Remove the steaks from the refrigerator about 45 minutes before cooking. Season liberally with kosher salt and freshly cracked black pepper.
Preheat the oven to 425º F.
Add oil to a cast iron skillet and heat over medium-high heat until it's screaming hot and beginning to smoke a little. Add the garlic cloves and room temperature, seasoned steaks to the skillet and sear untouched for about 4 minutes (until a nice crust has formed). Flip steaks and repeat. Move the garlic cloves around the pan while steaks sear to prevent charring and to infuse garlic flavor into the pan. Press herb mixture onto the top of the steaks and flip over, allowing the herbs to crust into the steak for about a minute. Repeat for the other side.
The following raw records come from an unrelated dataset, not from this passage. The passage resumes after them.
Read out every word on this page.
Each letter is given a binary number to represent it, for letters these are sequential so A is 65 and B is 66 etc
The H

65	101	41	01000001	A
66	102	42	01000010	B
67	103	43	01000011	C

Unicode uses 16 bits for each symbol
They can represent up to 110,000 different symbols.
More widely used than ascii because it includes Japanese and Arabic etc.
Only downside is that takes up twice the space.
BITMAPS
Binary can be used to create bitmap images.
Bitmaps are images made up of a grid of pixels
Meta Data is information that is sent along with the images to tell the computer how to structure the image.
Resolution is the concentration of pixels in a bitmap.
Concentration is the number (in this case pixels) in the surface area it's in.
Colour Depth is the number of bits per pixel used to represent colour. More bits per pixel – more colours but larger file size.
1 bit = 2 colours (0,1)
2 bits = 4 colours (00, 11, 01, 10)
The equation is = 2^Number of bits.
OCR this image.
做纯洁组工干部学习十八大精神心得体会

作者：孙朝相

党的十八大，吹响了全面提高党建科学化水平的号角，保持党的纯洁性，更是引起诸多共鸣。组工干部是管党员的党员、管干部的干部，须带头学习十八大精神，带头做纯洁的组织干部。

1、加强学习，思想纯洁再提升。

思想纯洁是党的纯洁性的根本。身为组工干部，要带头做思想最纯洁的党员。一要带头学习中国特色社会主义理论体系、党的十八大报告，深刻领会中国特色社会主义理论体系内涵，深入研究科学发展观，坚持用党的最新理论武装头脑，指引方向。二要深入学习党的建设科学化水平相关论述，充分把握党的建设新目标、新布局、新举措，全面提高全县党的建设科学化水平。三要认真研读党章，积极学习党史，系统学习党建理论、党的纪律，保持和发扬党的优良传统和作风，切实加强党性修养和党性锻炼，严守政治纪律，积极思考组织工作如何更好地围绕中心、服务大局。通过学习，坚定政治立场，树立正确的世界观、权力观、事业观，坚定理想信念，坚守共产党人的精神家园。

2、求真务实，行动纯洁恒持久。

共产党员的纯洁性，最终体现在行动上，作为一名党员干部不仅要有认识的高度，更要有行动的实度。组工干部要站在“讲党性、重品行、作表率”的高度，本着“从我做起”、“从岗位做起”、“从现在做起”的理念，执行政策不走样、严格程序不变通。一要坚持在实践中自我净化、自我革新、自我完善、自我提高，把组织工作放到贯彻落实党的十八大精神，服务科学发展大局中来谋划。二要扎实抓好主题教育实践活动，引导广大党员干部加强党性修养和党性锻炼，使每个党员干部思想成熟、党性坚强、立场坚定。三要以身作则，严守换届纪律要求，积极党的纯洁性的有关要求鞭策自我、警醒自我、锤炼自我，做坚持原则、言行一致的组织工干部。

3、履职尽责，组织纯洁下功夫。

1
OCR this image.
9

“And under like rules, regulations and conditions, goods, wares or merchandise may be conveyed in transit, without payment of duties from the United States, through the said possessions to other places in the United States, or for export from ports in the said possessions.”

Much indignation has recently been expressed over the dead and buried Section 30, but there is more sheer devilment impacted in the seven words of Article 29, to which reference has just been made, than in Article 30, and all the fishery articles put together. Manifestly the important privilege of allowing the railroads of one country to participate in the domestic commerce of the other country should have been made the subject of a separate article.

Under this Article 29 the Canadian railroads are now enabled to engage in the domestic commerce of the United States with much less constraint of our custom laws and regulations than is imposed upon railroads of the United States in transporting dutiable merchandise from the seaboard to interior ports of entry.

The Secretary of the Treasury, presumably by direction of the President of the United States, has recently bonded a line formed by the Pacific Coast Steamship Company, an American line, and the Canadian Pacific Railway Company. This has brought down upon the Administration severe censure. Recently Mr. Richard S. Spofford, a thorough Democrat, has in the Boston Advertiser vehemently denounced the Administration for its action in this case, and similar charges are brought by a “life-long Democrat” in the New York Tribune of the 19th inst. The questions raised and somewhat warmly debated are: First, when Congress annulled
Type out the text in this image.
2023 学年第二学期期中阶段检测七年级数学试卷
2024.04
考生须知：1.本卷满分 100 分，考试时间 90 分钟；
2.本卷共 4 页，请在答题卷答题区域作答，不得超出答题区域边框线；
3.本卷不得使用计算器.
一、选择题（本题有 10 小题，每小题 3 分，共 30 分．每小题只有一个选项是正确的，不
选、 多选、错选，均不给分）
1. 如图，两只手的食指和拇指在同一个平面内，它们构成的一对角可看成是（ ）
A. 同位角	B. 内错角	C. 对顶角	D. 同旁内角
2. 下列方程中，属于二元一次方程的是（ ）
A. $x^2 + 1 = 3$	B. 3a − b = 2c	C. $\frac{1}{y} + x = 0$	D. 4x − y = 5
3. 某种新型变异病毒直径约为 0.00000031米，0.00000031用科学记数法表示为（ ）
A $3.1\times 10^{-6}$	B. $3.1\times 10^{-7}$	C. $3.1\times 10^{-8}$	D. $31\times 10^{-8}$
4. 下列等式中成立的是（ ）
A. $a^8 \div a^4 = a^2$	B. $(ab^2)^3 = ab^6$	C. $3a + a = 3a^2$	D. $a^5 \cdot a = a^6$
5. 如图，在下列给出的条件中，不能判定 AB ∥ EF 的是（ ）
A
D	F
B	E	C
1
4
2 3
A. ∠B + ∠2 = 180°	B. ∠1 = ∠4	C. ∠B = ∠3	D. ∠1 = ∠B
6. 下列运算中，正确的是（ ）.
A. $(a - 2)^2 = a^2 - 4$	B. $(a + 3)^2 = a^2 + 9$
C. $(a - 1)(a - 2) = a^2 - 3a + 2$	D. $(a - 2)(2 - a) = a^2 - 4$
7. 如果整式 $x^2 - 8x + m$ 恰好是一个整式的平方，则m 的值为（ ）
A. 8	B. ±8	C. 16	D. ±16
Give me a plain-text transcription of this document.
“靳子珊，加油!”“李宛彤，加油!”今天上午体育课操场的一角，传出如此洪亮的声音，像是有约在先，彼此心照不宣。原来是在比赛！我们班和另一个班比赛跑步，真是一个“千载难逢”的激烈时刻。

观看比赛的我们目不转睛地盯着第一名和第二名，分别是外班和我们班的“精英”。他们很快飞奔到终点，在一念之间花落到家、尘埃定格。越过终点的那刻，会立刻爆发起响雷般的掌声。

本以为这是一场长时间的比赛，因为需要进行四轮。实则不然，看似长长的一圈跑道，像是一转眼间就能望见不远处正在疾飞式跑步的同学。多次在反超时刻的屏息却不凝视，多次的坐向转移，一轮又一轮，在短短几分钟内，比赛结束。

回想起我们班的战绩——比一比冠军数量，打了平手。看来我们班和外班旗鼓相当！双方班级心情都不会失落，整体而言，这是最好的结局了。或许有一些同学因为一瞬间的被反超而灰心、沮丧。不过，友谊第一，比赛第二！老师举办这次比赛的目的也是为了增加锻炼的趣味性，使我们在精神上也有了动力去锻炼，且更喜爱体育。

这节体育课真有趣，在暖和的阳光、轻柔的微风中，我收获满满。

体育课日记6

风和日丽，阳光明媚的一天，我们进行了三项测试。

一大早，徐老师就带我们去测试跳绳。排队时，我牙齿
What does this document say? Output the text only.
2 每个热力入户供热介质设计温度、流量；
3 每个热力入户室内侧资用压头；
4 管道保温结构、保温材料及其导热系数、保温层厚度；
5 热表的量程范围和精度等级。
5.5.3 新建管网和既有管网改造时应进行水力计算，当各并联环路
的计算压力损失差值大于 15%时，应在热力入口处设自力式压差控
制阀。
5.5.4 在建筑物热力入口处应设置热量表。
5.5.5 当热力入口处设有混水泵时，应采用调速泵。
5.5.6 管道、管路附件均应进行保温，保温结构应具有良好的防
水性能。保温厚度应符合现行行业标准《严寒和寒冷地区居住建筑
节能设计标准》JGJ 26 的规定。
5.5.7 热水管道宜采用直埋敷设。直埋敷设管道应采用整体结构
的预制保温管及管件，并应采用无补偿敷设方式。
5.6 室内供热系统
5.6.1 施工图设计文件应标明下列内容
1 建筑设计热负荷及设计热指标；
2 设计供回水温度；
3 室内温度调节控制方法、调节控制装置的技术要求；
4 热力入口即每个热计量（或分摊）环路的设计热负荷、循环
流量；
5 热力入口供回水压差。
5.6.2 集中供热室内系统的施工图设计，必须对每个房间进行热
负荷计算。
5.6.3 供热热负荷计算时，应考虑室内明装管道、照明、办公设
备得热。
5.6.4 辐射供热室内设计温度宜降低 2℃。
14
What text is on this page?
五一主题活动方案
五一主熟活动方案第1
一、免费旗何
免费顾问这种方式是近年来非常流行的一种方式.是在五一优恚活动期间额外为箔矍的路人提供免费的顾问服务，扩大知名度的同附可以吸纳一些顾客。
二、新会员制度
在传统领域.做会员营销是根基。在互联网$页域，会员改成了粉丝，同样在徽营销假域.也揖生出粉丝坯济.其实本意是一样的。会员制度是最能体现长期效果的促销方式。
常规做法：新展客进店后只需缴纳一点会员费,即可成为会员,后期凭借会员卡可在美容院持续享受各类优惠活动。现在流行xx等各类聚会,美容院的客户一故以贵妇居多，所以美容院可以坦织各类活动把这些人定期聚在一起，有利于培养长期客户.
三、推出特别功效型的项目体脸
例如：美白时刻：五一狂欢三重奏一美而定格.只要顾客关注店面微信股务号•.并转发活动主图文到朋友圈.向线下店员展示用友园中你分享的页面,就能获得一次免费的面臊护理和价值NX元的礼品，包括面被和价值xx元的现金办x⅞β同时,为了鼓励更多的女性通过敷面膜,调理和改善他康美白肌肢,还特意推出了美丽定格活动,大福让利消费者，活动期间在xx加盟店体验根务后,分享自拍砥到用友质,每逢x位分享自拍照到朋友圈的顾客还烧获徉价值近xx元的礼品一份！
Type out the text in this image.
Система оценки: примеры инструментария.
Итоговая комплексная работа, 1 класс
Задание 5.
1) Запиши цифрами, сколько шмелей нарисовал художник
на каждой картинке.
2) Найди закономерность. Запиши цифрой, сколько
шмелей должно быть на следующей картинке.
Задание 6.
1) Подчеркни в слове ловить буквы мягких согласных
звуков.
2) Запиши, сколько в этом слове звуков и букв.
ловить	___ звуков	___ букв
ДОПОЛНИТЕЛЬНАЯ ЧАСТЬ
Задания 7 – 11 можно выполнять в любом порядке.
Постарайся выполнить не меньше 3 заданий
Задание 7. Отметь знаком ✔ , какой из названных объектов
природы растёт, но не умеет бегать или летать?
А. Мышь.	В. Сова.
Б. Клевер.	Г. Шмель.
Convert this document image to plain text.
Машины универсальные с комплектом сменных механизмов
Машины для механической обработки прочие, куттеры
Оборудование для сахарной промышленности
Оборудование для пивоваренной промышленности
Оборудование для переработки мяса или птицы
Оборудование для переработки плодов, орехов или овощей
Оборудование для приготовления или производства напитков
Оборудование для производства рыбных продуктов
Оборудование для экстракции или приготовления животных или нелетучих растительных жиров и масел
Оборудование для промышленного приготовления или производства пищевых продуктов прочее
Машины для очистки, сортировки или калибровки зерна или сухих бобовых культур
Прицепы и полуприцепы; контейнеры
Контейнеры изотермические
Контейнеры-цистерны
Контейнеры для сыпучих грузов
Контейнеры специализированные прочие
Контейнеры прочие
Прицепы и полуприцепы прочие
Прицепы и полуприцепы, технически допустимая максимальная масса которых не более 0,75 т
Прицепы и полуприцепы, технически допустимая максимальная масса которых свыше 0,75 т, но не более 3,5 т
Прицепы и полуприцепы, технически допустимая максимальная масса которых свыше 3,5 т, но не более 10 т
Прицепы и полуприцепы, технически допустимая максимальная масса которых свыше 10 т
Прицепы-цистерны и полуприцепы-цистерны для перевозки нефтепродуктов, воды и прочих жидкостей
Transfer the pan seared filets to the preheated oven and roast for about 5 - 10 minutes, depending on the thickness of the steak and the desired temperature. The steaks will continue to cook once removed from the oven so you want to take them out when the thermometer reaches about 5 degrees below your desired temperature. (See notes for temperature guide)
Remove from the oven and transfer to a plate. Sprinkle with more herbs if desired and a pat of butter. Tent in foil and allow to rest for about 10 minutes before serving or cutting. Serve with fresh thyme or rosemary for garnish.